Une politique de civilisation


Avec 2008, une deuxième étape s’ouvre : celle d’une politique qui touche davantage encore à l’essentiel, à notre façon d’être dans la société et dans le monde, à notre culture, à notre identité, à nos valeurs, à notre rapport aux autres, c'est-à-dire au fond à tout ce qui fait une civilisation. Depuis trop longtemps la politique se réduit à la gestion restant à l’écart des causes réelles de nos maux qui sont souvent plus profondes. J’ai la conviction que dans l’époque où nous sommes, nous avons besoin de ce que j’appelle une politique de civilisation. Nicolas Sarkozy, qui parle beaucoup, pour ne pas dire trop, depuis qu'il a été élu Président de la République, a certainement prononcé ici ses mots les plus importants et les plus prometteurs. Il convient cependant de rendre à César ce qui est à César puisque la formule "politique de civilisation" est le titre d'un livre du philosophe Edgar Morin et que le discours du Président a été écrit (comme toujours quand il est bon) par Henri Guaino, mais cela n'a guère d'importance : en effet, en écrivant son livre, Edgar Morin n'a pas préempté cette expression et il ne saurait s'ériger en arbitre universel de ce qui relève ou pas de la civilisation, de plus, si Nicolas Sarkozy garde sa confiance et son amitié à son nègre de talent, c'est bien qu'il se retrouve dans les discours que ce-dernier lui écrit.
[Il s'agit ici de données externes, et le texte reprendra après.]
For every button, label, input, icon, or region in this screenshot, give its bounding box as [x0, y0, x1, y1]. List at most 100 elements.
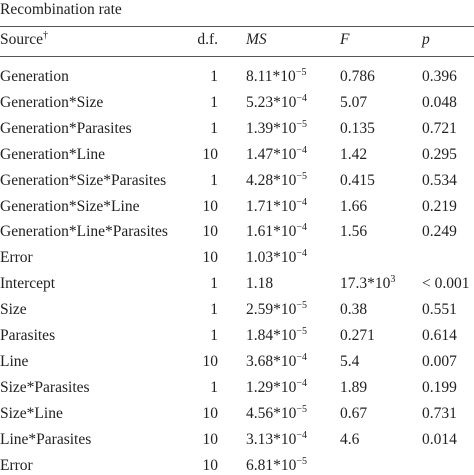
header-text: Source	[0, 31, 44, 48]
cell-exponent: −5	[295, 67, 307, 78]
table-cell: Size	[0, 301, 27, 319]
table-cell: 1.61*10−4	[246, 223, 307, 241]
table-cell: 1	[210, 327, 218, 344]
header-text: F	[340, 31, 350, 48]
cell-exponent: −4	[296, 144, 308, 156]
table-cell: 0.219	[422, 197, 457, 215]
table-cell: 4.56*10−5	[246, 403, 308, 423]
cell-exponent: −4	[296, 351, 308, 363]
table-cell: 1.42	[340, 145, 368, 163]
cell-base: 17.3*10	[340, 275, 391, 293]
header-cell: MS	[246, 31, 267, 49]
table-cell: 1.47*10−4	[246, 144, 308, 164]
table-cell: 0.614	[422, 327, 457, 344]
table-cell: 1	[210, 93, 218, 111]
header-cell: p	[422, 31, 430, 49]
cell-exponent: −4	[296, 429, 308, 441]
table-cell: 0.014	[422, 430, 457, 448]
cell-exponent: −4	[296, 377, 308, 389]
cell-base: 2.59*10	[246, 301, 297, 319]
table-cell: 1	[210, 301, 218, 319]
table-cell: 1	[210, 171, 218, 189]
table-cell: 3.68*10−4	[246, 351, 308, 371]
table-cell: 0.249	[422, 223, 457, 241]
cell-exponent: −5	[296, 170, 308, 182]
table-cell: Size*Line	[0, 404, 63, 422]
table-cell: 0.67	[340, 404, 368, 422]
table-cell: 0.396	[422, 68, 457, 85]
table-cell: 1.03*10−4	[246, 249, 307, 267]
table-cell: 0.551	[422, 301, 457, 319]
table-cell: 0.271	[340, 327, 375, 344]
cell-base: 3.68*10	[246, 352, 297, 370]
header-cell: Source†	[0, 31, 48, 49]
table-cell: Line	[0, 352, 29, 370]
table-cell: 1.84*10−5	[246, 327, 307, 345]
cell-exponent: −4	[296, 196, 308, 208]
table-title: Recombination rate	[0, 1, 122, 18]
table-cell: 1	[210, 275, 218, 293]
table-cell: 4.28*10−5	[246, 170, 308, 190]
table-cell: 1	[210, 68, 218, 85]
cell-base: 1.61*10	[246, 223, 297, 241]
footnote-mark: †	[43, 30, 49, 41]
cell-exponent: −4	[296, 222, 308, 234]
table-cell: 0.786	[340, 68, 375, 85]
table-cell: 10	[202, 352, 219, 370]
table-cell: 1.56	[340, 223, 368, 241]
cell-exponent: −5	[296, 326, 308, 337]
cell-exponent: −5	[296, 455, 308, 467]
table-cell: 0.007	[422, 352, 457, 370]
cell-base: 1.39*10	[246, 119, 297, 137]
table-cell: Size*Parasites	[0, 378, 90, 396]
cell-exponent: 3	[390, 274, 396, 286]
table-cell: Generation	[0, 68, 69, 85]
table-cell: 10	[202, 197, 219, 215]
table-cell: 5.4	[340, 352, 360, 370]
table-cell: 10	[202, 223, 219, 241]
table-cell: Generation*Parasites	[0, 119, 132, 137]
table-cell: 0.295	[422, 145, 457, 163]
table-cell: 0.415	[340, 171, 375, 189]
cell-base: 8.11*10	[246, 68, 296, 85]
table-cell: Generation*Size	[0, 93, 104, 111]
table-cell: 6.81*10−5	[246, 455, 308, 475]
table-cell: Generation*Size*Parasites	[0, 171, 167, 189]
table-cell: 0.721	[422, 119, 457, 137]
table-cell: 10	[202, 430, 219, 448]
cell-base: 3.13*10	[246, 430, 297, 448]
header-cell: d.f.	[197, 31, 218, 49]
table-cell: 0.534	[422, 171, 457, 189]
cell-exponent: −4	[296, 248, 308, 260]
header-rule	[0, 56, 474, 57]
cell-base: 4.28*10	[246, 171, 297, 189]
table-cell: Error	[0, 249, 33, 267]
table-cell: 0.731	[422, 404, 457, 422]
table-cell: Generation*Line*Parasites	[0, 223, 168, 241]
cell-exponent: −5	[296, 118, 308, 130]
cell-base: 1.47*10	[246, 145, 297, 163]
table-cell: 1	[210, 119, 218, 137]
cell-base: 5.23*10	[246, 93, 297, 111]
table-cell: 10	[202, 145, 219, 163]
table-cell: 0.048	[422, 93, 457, 111]
cell-exponent: −4	[296, 92, 308, 104]
table-cell: Generation*Size*Line	[0, 197, 140, 215]
table-cell: 0.199	[422, 378, 457, 396]
header-cell: F	[340, 31, 349, 49]
table-cell: 1.29*10−4	[246, 377, 308, 397]
table-cell: 0.135	[340, 119, 375, 137]
cell-base: 1.71*10	[246, 197, 297, 215]
header-text: p	[422, 31, 430, 48]
table-cell: Error	[0, 456, 33, 474]
table-cell: 1	[210, 378, 218, 396]
cell-base: 1.03*10	[246, 249, 297, 267]
table-cell: 1.71*10−4	[246, 196, 308, 216]
table-cell: < 0.001	[422, 275, 470, 293]
table-cell: 5.23*10−4	[246, 92, 308, 112]
table-cell: 1.89	[340, 378, 368, 396]
cell-exponent: −5	[296, 403, 308, 415]
table-cell: 4.6	[340, 430, 360, 448]
table-cell: Generation*Line	[0, 145, 106, 163]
Venons-en à l'essentiel, car c'est bien de cela dont il est question : la civilisation, comme je l'ai écrit à maintes reprises sur ce blog, c'est le coeur du projet politique, son essence même. Bien entendu, en se constituant, les sociétés ont eu besoin d'une organisation politique pour gérer les affaires courantes mais la politique ne s'est jamais cantonnée à ce rôle que lui offre la nécessité, elle s'est toujours voulue un ferment, un catalyseur de la civilisation. Le rayonnement culturel de chaque civilisation est un projet politique qui ne peut en rien se réduire à une quelconque organisation de la société. Ce qui fait la grandeur de l'Homme, c'est qu'il peut faire passer des valeurs avant des intérêts. Longtemps, ce qui a dominé le projet de civilisation de l'Europe Occidentale, c'était la morale chrétienne, aujourd'hui, les sociétés sécularisées doivent également s'appuyer sur un socle de valeurs morales laïques, fussent-elles inspirées par les religions qui ont marqué notre monde.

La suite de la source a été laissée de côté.